From around ₹47,000 crore in June, foreign portfolio investors (FPIs) cut down their P-Note positions in the equity derivative segment to nil, stock brokers said. Latest data shows that as on August 31, FPI positions in equity derivatives via P-Notes stood at just around ₹8,000 crore, which stock brokers say is now non-existent.

A near 10 per cent or 1,744 points crash in the Sensex on October 17, 2007, was the first time when India became aware of the influence that P-Notes wielded on its stock markets. Then, just a day before on October 16, SEBI had expressed its concern with regard to rising P-Note holdings and the markets plunged with the opening bell the next day.

High derivative position via P-Notes came to be blamed for the sudden crash as talks of SEBI’s concerns sparked massive unwinding and even short-selling via the use of this instrument.

“P-Notes were often much feared as overseas traders who subscribed to these instruments, even lent it further to third parties for short-selling,” said a Mumbai-based broker.

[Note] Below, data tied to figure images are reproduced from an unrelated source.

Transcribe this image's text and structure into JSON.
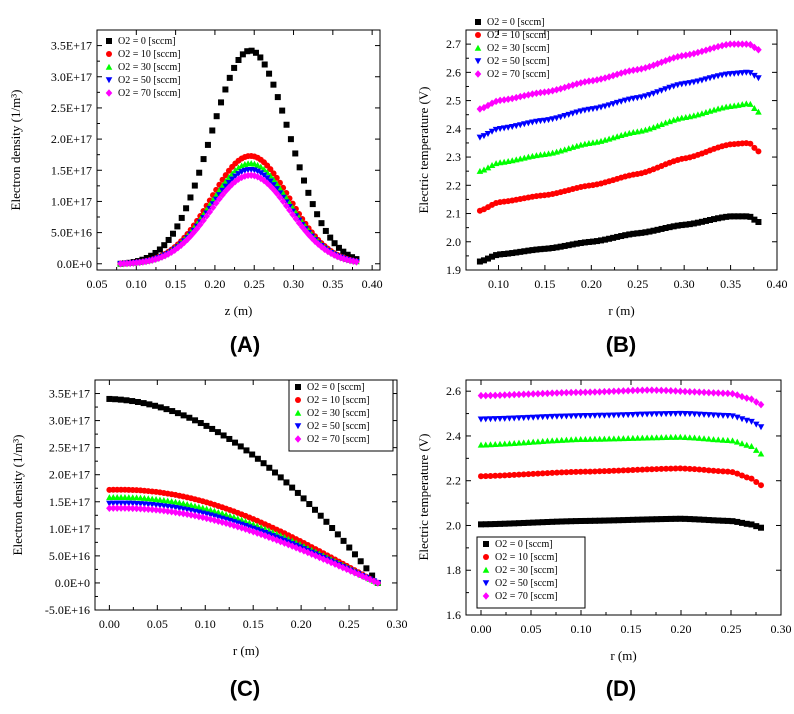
{
  "series_styles": [
    {
      "name": "O2 = 0 [sccm]",
      "color": "#000000",
      "marker": "square"
    },
    {
      "name": "O2 = 10 [sccm]",
      "color": "#ff0000",
      "marker": "circle"
    },
    {
      "name": "O2 = 30 [sccm]",
      "color": "#00ff00",
      "marker": "triangle-up"
    },
    {
      "name": "O2 = 50 [sccm]",
      "color": "#0000ff",
      "marker": "triangle-down"
    },
    {
      "name": "O2 = 70 [sccm]",
      "color": "#ff00ff",
      "marker": "diamond"
    }
  ],
  "chart_data": [
    {
      "panel": "(A)",
      "type": "scatter",
      "xlabel": "z (m)",
      "ylabel": "Electron density (1/m³)",
      "xlim": [
        0.05,
        0.41
      ],
      "ylim": [
        -1e+16,
        3.75e+17
      ],
      "xticks": [
        0.05,
        0.1,
        0.15,
        0.2,
        0.25,
        0.3,
        0.35,
        0.4
      ],
      "xtick_labels": [
        "0.05",
        "0.10",
        "0.15",
        "0.20",
        "0.25",
        "0.30",
        "0.35",
        "0.40"
      ],
      "yticks": [
        0,
        5e+16,
        1e+17,
        1.5e+17,
        2e+17,
        2.5e+17,
        3e+17,
        3.5e+17
      ],
      "ytick_labels": [
        "0.0E+0",
        "5.0E+16",
        "1.0E+17",
        "1.5E+17",
        "2.0E+17",
        "2.5E+17",
        "3.0E+17",
        "3.5E+17"
      ],
      "legend": "top-left",
      "curve": {
        "kind": "peak",
        "x0": 0.08,
        "x1": 0.38,
        "center": 0.245,
        "sigma": 0.05,
        "n_black": 55,
        "n_color": 75
      },
      "series": [
        {
          "name": "O2 = 0 [sccm]",
          "peak": 3.42e+17
        },
        {
          "name": "O2 = 10 [sccm]",
          "peak": 1.73e+17
        },
        {
          "name": "O2 = 30 [sccm]",
          "peak": 1.61e+17
        },
        {
          "name": "O2 = 50 [sccm]",
          "peak": 1.51e+17
        },
        {
          "name": "O2 = 70 [sccm]",
          "peak": 1.42e+17
        }
      ]
    },
    {
      "panel": "(B)",
      "type": "scatter",
      "xlabel": "r (m)",
      "ylabel": "Electric temperature (V)",
      "xlim": [
        0.065,
        0.4
      ],
      "ylim": [
        1.9,
        2.75
      ],
      "xticks": [
        0.1,
        0.15,
        0.2,
        0.25,
        0.3,
        0.35,
        0.4
      ],
      "xtick_labels": [
        "0.10",
        "0.15",
        "0.20",
        "0.25",
        "0.30",
        "0.35",
        "0.40"
      ],
      "yticks": [
        1.9,
        2.0,
        2.1,
        2.2,
        2.3,
        2.4,
        2.5,
        2.6,
        2.7
      ],
      "ytick_labels": [
        "1.9",
        "2.0",
        "2.1",
        "2.2",
        "2.3",
        "2.4",
        "2.5",
        "2.6",
        "2.7"
      ],
      "legend": "top-left",
      "curve": {
        "kind": "points",
        "x0": 0.08,
        "x1": 0.38,
        "n": 70
      },
      "series": [
        {
          "name": "O2 = 0 [sccm]",
          "pts": [
            [
              0.08,
              1.93
            ],
            [
              0.1,
              1.955
            ],
            [
              0.15,
              1.975
            ],
            [
              0.2,
              2.0
            ],
            [
              0.25,
              2.03
            ],
            [
              0.3,
              2.06
            ],
            [
              0.35,
              2.09
            ],
            [
              0.37,
              2.09
            ],
            [
              0.38,
              2.07
            ]
          ]
        },
        {
          "name": "O2 = 10 [sccm]",
          "pts": [
            [
              0.08,
              2.11
            ],
            [
              0.1,
              2.14
            ],
            [
              0.15,
              2.165
            ],
            [
              0.2,
              2.2
            ],
            [
              0.25,
              2.24
            ],
            [
              0.3,
              2.295
            ],
            [
              0.35,
              2.345
            ],
            [
              0.37,
              2.35
            ],
            [
              0.38,
              2.32
            ]
          ]
        },
        {
          "name": "O2 = 30 [sccm]",
          "pts": [
            [
              0.08,
              2.25
            ],
            [
              0.1,
              2.28
            ],
            [
              0.15,
              2.31
            ],
            [
              0.2,
              2.35
            ],
            [
              0.25,
              2.39
            ],
            [
              0.3,
              2.44
            ],
            [
              0.35,
              2.48
            ],
            [
              0.37,
              2.49
            ],
            [
              0.38,
              2.46
            ]
          ]
        },
        {
          "name": "O2 = 50 [sccm]",
          "pts": [
            [
              0.08,
              2.37
            ],
            [
              0.1,
              2.4
            ],
            [
              0.15,
              2.43
            ],
            [
              0.2,
              2.47
            ],
            [
              0.25,
              2.51
            ],
            [
              0.3,
              2.56
            ],
            [
              0.35,
              2.595
            ],
            [
              0.37,
              2.6
            ],
            [
              0.38,
              2.58
            ]
          ]
        },
        {
          "name": "O2 = 70 [sccm]",
          "pts": [
            [
              0.08,
              2.47
            ],
            [
              0.1,
              2.5
            ],
            [
              0.15,
              2.53
            ],
            [
              0.2,
              2.57
            ],
            [
              0.25,
              2.61
            ],
            [
              0.3,
              2.66
            ],
            [
              0.35,
              2.7
            ],
            [
              0.37,
              2.7
            ],
            [
              0.38,
              2.68
            ]
          ]
        }
      ]
    },
    {
      "panel": "(C)",
      "type": "scatter",
      "xlabel": "r (m)",
      "ylabel": "Electron density (1/m³)",
      "xlim": [
        -0.015,
        0.3
      ],
      "ylim": [
        -5e+16,
        3.75e+17
      ],
      "xticks": [
        0.0,
        0.05,
        0.1,
        0.15,
        0.2,
        0.25,
        0.3
      ],
      "xtick_labels": [
        "0.00",
        "0.05",
        "0.10",
        "0.15",
        "0.20",
        "0.25",
        "0.30"
      ],
      "yticks": [
        -5e+16,
        0,
        5e+16,
        1e+17,
        1.5e+17,
        2e+17,
        2.5e+17,
        3e+17,
        3.5e+17
      ],
      "ytick_labels": [
        "-5.0E+16",
        "0.0E+0",
        "5.0E+16",
        "1.0E+17",
        "1.5E+17",
        "2.0E+17",
        "2.5E+17",
        "3.0E+17",
        "3.5E+17"
      ],
      "legend": "top-right",
      "curve": {
        "kind": "decay",
        "x0": 0.0,
        "x1": 0.28,
        "n_black": 48,
        "n_color": 70
      },
      "series": [
        {
          "name": "O2 = 0 [sccm]",
          "peak": 3.4e+17
        },
        {
          "name": "O2 = 10 [sccm]",
          "peak": 1.72e+17
        },
        {
          "name": "O2 = 30 [sccm]",
          "peak": 1.58e+17
        },
        {
          "name": "O2 = 50 [sccm]",
          "peak": 1.47e+17
        },
        {
          "name": "O2 = 70 [sccm]",
          "peak": 1.38e+17
        }
      ]
    },
    {
      "panel": "(D)",
      "type": "scatter",
      "xlabel": "r (m)",
      "ylabel": "Electric temperature (V)",
      "xlim": [
        -0.015,
        0.3
      ],
      "ylim": [
        1.6,
        2.65
      ],
      "xticks": [
        0.0,
        0.05,
        0.1,
        0.15,
        0.2,
        0.25,
        0.3
      ],
      "xtick_labels": [
        "0.00",
        "0.05",
        "0.10",
        "0.15",
        "0.20",
        "0.25",
        "0.30"
      ],
      "yticks": [
        1.6,
        1.8,
        2.0,
        2.2,
        2.4,
        2.6
      ],
      "ytick_labels": [
        "1.6",
        "1.8",
        "2.0",
        "2.2",
        "2.4",
        "2.6"
      ],
      "legend": "bottom-left",
      "curve": {
        "kind": "points",
        "x0": 0.0,
        "x1": 0.28,
        "n": 60
      },
      "series": [
        {
          "name": "O2 = 0 [sccm]",
          "pts": [
            [
              0.0,
              2.005
            ],
            [
              0.1,
              2.02
            ],
            [
              0.2,
              2.03
            ],
            [
              0.25,
              2.02
            ],
            [
              0.27,
              2.005
            ],
            [
              0.28,
              1.99
            ]
          ]
        },
        {
          "name": "O2 = 10 [sccm]",
          "pts": [
            [
              0.0,
              2.22
            ],
            [
              0.1,
              2.24
            ],
            [
              0.2,
              2.255
            ],
            [
              0.25,
              2.24
            ],
            [
              0.27,
              2.21
            ],
            [
              0.28,
              2.18
            ]
          ]
        },
        {
          "name": "O2 = 30 [sccm]",
          "pts": [
            [
              0.0,
              2.36
            ],
            [
              0.1,
              2.385
            ],
            [
              0.2,
              2.395
            ],
            [
              0.25,
              2.38
            ],
            [
              0.27,
              2.355
            ],
            [
              0.28,
              2.32
            ]
          ]
        },
        {
          "name": "O2 = 50 [sccm]",
          "pts": [
            [
              0.0,
              2.475
            ],
            [
              0.1,
              2.49
            ],
            [
              0.2,
              2.5
            ],
            [
              0.25,
              2.49
            ],
            [
              0.27,
              2.465
            ],
            [
              0.28,
              2.44
            ]
          ]
        },
        {
          "name": "O2 = 70 [sccm]",
          "pts": [
            [
              0.0,
              2.58
            ],
            [
              0.1,
              2.595
            ],
            [
              0.17,
              2.605
            ],
            [
              0.25,
              2.59
            ],
            [
              0.27,
              2.565
            ],
            [
              0.28,
              2.54
            ]
          ]
        }
      ]
    }
  ]
}
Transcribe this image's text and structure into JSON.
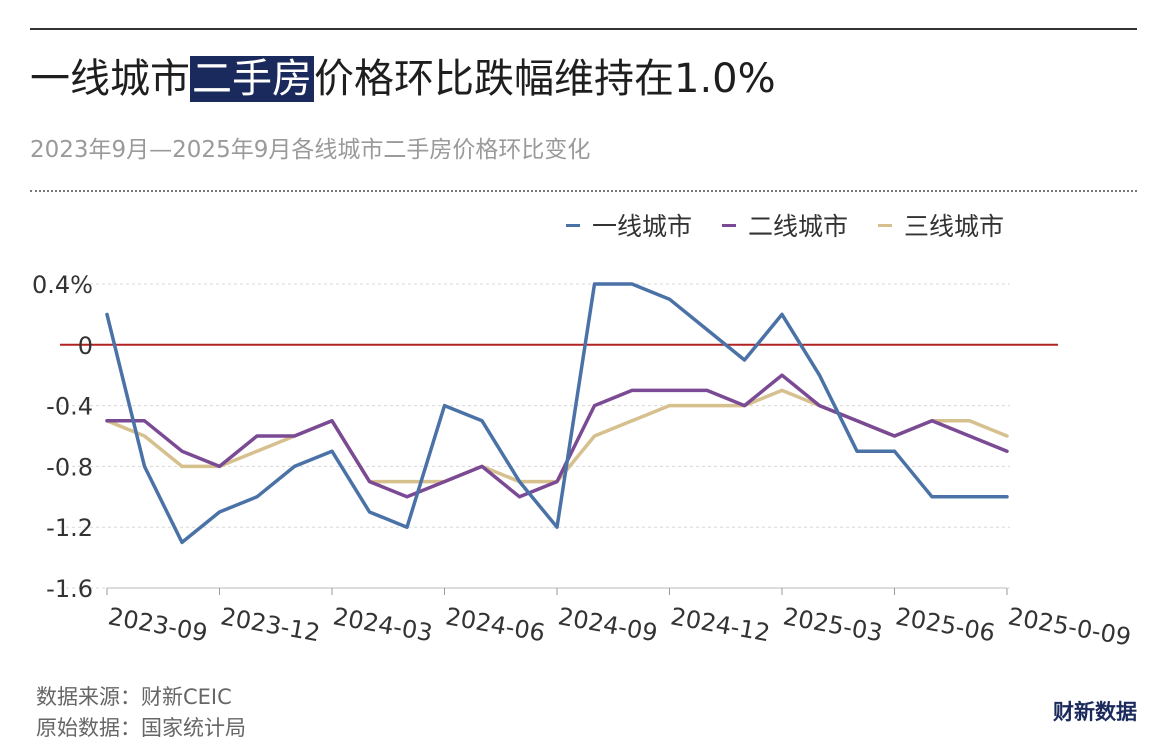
{
  "title_prefix": "一线城市",
  "title_highlight": "二手房",
  "title_suffix": "价格环比跌幅维持在1.0%",
  "subtitle": "2023年9月—2025年9月各线城市二手房价格环比变化",
  "footer": {
    "source": "数据来源：财新CEIC",
    "origin": "原始数据：国家统计局"
  },
  "brand": "财新数据",
  "chart_data": {
    "type": "line",
    "x": [
      "2023-09",
      "2023-10",
      "2023-11",
      "2023-12",
      "2024-01",
      "2024-02",
      "2024-03",
      "2024-04",
      "2024-05",
      "2024-06",
      "2024-07",
      "2024-08",
      "2024-09",
      "2024-10",
      "2024-11",
      "2024-12",
      "2025-01",
      "2025-02",
      "2025-03",
      "2025-04",
      "2025-05",
      "2025-06",
      "2025-07",
      "2025-08",
      "2025-09"
    ],
    "tick_labels": [
      "2023-09",
      "2023-12",
      "2024-03",
      "2024-06",
      "2024-09",
      "2024-12",
      "2025-03",
      "2025-06",
      "2025-0-09"
    ],
    "y_ticks": [
      0.4,
      0,
      -0.4,
      -0.8,
      -1.2,
      -1.6
    ],
    "y_tick_labels": [
      "0.4%",
      "0",
      "-0.4",
      "-0.8",
      "-1.2",
      "-1.6"
    ],
    "ylim": [
      -1.6,
      0.4
    ],
    "grid": true,
    "legend_position": "top-right",
    "zero_line_color": "#b22222",
    "series": [
      {
        "name": "一线城市",
        "color": "#4a72a6",
        "values": [
          0.2,
          -0.8,
          -1.3,
          -1.1,
          -1.0,
          -0.8,
          -0.7,
          -1.1,
          -1.2,
          -0.4,
          -0.5,
          -0.9,
          -1.2,
          0.4,
          0.4,
          0.3,
          0.1,
          -0.1,
          0.2,
          -0.2,
          -0.7,
          -0.7,
          -1.0,
          -1.0,
          -1.0
        ]
      },
      {
        "name": "二线城市",
        "color": "#7b4a94",
        "values": [
          -0.5,
          -0.5,
          -0.7,
          -0.8,
          -0.6,
          -0.6,
          -0.5,
          -0.9,
          -1.0,
          -0.9,
          -0.8,
          -1.0,
          -0.9,
          -0.4,
          -0.3,
          -0.3,
          -0.3,
          -0.4,
          -0.2,
          -0.4,
          -0.5,
          -0.6,
          -0.5,
          -0.6,
          -0.7
        ]
      },
      {
        "name": "三线城市",
        "color": "#d6c08e",
        "values": [
          -0.5,
          -0.6,
          -0.8,
          -0.8,
          -0.7,
          -0.6,
          -0.5,
          -0.9,
          -0.9,
          -0.9,
          -0.8,
          -0.9,
          -0.9,
          -0.6,
          -0.5,
          -0.4,
          -0.4,
          -0.4,
          -0.3,
          -0.4,
          -0.5,
          -0.6,
          -0.5,
          -0.5,
          -0.6
        ]
      }
    ]
  }
}
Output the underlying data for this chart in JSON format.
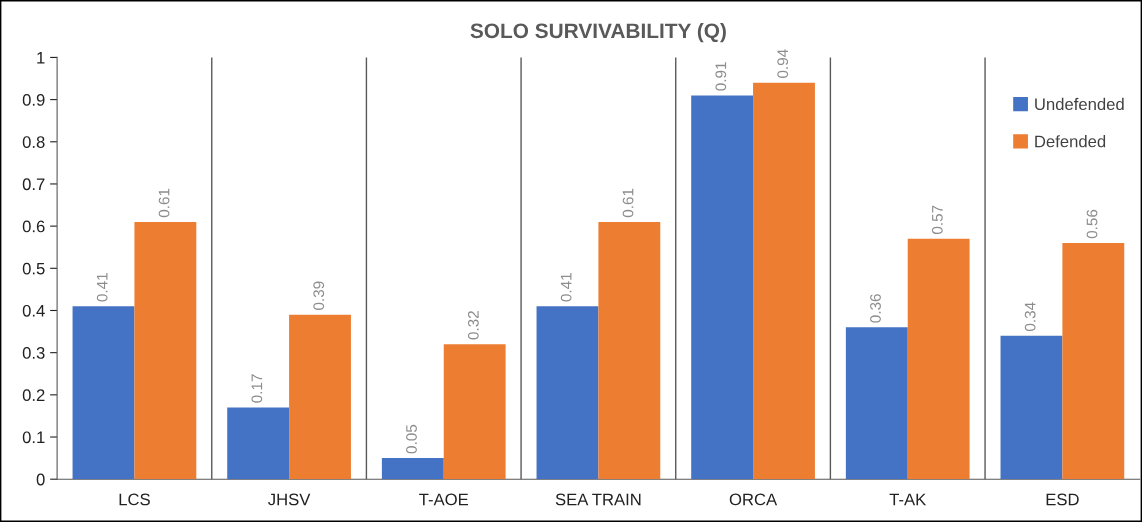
{
  "chart_data": {
    "type": "bar",
    "title": "SOLO SURVIVABILITY (Q)",
    "categories": [
      "LCS",
      "JHSV",
      "T-AOE",
      "SEA TRAIN",
      "ORCA",
      "T-AK",
      "ESD"
    ],
    "series": [
      {
        "name": "Undefended",
        "color": "#4472c4",
        "values": [
          0.41,
          0.17,
          0.05,
          0.41,
          0.91,
          0.36,
          0.34
        ]
      },
      {
        "name": "Defended",
        "color": "#ed7d31",
        "values": [
          0.61,
          0.39,
          0.32,
          0.61,
          0.94,
          0.57,
          0.56
        ]
      }
    ],
    "ylim": [
      0,
      1
    ],
    "yticks": [
      0,
      0.1,
      0.2,
      0.3,
      0.4,
      0.5,
      0.6,
      0.7,
      0.8,
      0.9,
      1
    ],
    "grid": "x",
    "legend": "top right",
    "data_labels": true
  }
}
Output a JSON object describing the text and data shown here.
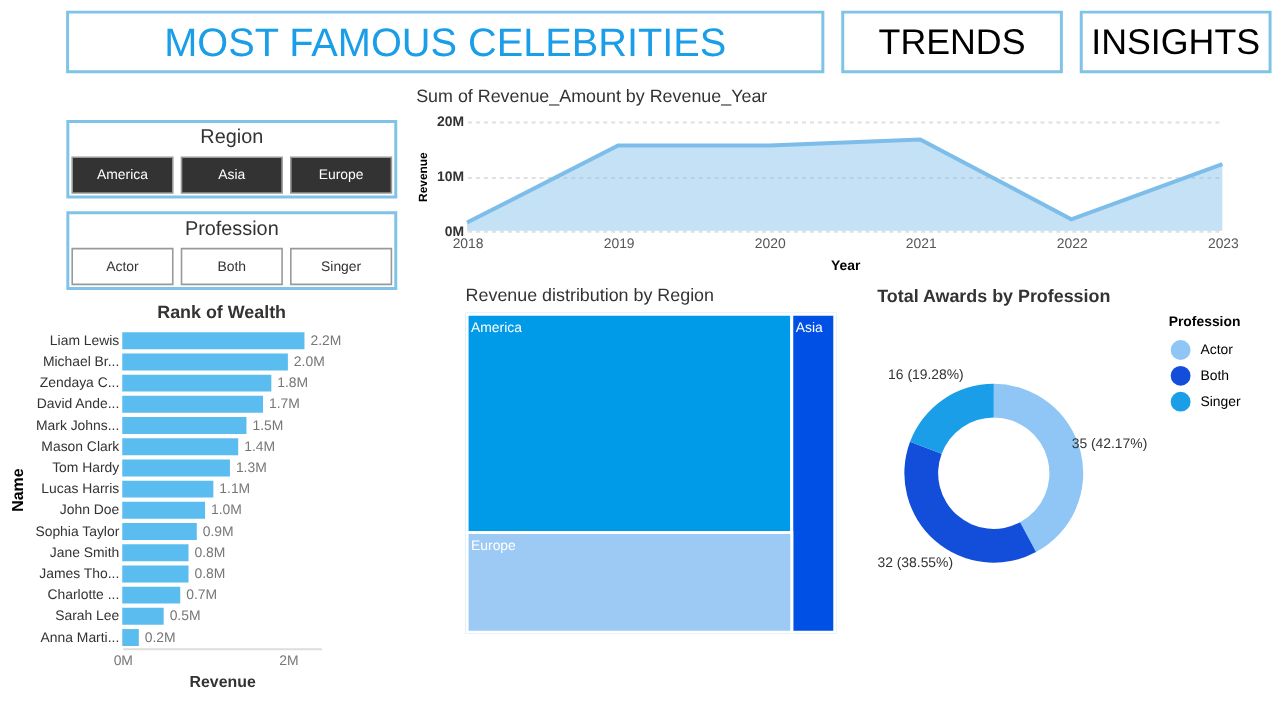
{
  "chart_data": [
    {
      "type": "other",
      "title": "MOST FAMOUS CELEBRITIES",
      "annotations": [
        "TRENDS",
        "INSIGHTS"
      ]
    },
    {
      "type": "other",
      "title": "Region",
      "categories": [
        "America",
        "Asia",
        "Europe"
      ],
      "colors": [
        "#333333",
        "#333333",
        "#333333"
      ]
    },
    {
      "type": "other",
      "title": "Profession",
      "categories": [
        "Actor",
        "Both",
        "Singer"
      ],
      "colors": [
        "#ffffff",
        "#ffffff",
        "#ffffff"
      ]
    },
    {
      "type": "bar",
      "orientation": "horizontal",
      "title": "Rank of Wealth",
      "xlabel": "Revenue",
      "ylabel": "Name",
      "categories": [
        "Liam Lewis",
        "Michael Br...",
        "Zendaya C...",
        "David Ande...",
        "Mark Johns...",
        "Mason Clark",
        "Tom Hardy",
        "Lucas Harris",
        "John Doe",
        "Sophia Taylor",
        "Jane Smith",
        "James Tho...",
        "Charlotte ...",
        "Sarah Lee",
        "Anna Marti..."
      ],
      "values": [
        2200000,
        2000000,
        1800000,
        1700000,
        1500000,
        1400000,
        1300000,
        1100000,
        1000000,
        900000,
        800000,
        800000,
        700000,
        500000,
        200000
      ],
      "value_labels": [
        "2.2M",
        "2.0M",
        "1.8M",
        "1.7M",
        "1.5M",
        "1.4M",
        "1.3M",
        "1.1M",
        "1.0M",
        "0.9M",
        "0.8M",
        "0.8M",
        "0.7M",
        "0.5M",
        "0.2M"
      ],
      "color": "#5bbcf0",
      "xlim": [
        0,
        2400000
      ],
      "xticks": [
        {
          "value": 0,
          "label": "0M"
        },
        {
          "value": 2000000,
          "label": "2M"
        }
      ],
      "grid": false
    },
    {
      "type": "area",
      "title": "Sum of Revenue_Amount by Revenue_Year",
      "xlabel": "Year",
      "ylabel": "Revenue",
      "categories": [
        "2018",
        "2019",
        "2020",
        "2021",
        "2022",
        "2023"
      ],
      "values": [
        1500000,
        15600000,
        15600000,
        16700000,
        2100000,
        12200000
      ],
      "color": "#7dbde9",
      "ylim": [
        0,
        20000000
      ],
      "yticks": [
        {
          "value": 0,
          "label": "0M"
        },
        {
          "value": 10000000,
          "label": "10M"
        },
        {
          "value": 20000000,
          "label": "20M"
        }
      ],
      "grid": "y"
    },
    {
      "type": "other",
      "title": "Revenue distribution by Region",
      "categories": [
        "America",
        "Asia",
        "Europe"
      ],
      "colors": [
        "#009be8",
        "#0050e6",
        "#9ccaf5"
      ]
    },
    {
      "type": "donut",
      "title": "Total Awards by Profession",
      "legend_title": "Profession",
      "legend": "right",
      "categories": [
        "Actor",
        "Both",
        "Singer"
      ],
      "values": [
        35,
        32,
        16
      ],
      "value_labels": [
        "35 (42.17%)",
        "32 (38.55%)",
        "16 (19.28%)"
      ],
      "colors": [
        "#8fc6f5",
        "#124ed9",
        "#1a9ee8"
      ]
    }
  ]
}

In 2007, nearly half of India’s ₹10-lakh crore worth of debt and equity positions by FPIs were held via P-Notes. The instrument had a lion’s share of the derivative positions and often caused massive volatility on derivative expiry.

The lending and borrowing of P-Notes was stopped by SEBI in the second half of 2008 at the peak of the financial crisis when global regulators were thinking of banning short-selling. P-Notes then were used like a swivel door by unregistered entities to enter and exit the Indian markets.

The total value of P-Note holding in India as of August 31 stood at ₹1.25 lakh crore, of which ₹88,000 crore was in the equity cash segment, data showed. This P-Note holding in equity and debt is the lowest since February 2010.

After years of gradual clampdown, SEBI in August announced the death knell for P-Notes. The regulator said P-Notes could no longer be used except for the purpose of hedging. SEBI made the definition of hedging for this purpose so narrow that it stole the charm of the instrument in the derivative segment. SEBI also imposed a fee of $1,000 for P-Note users. Only 4.1 per cent of FPIs’ entire investment in debt and equity markets is not accounted by P-Notes.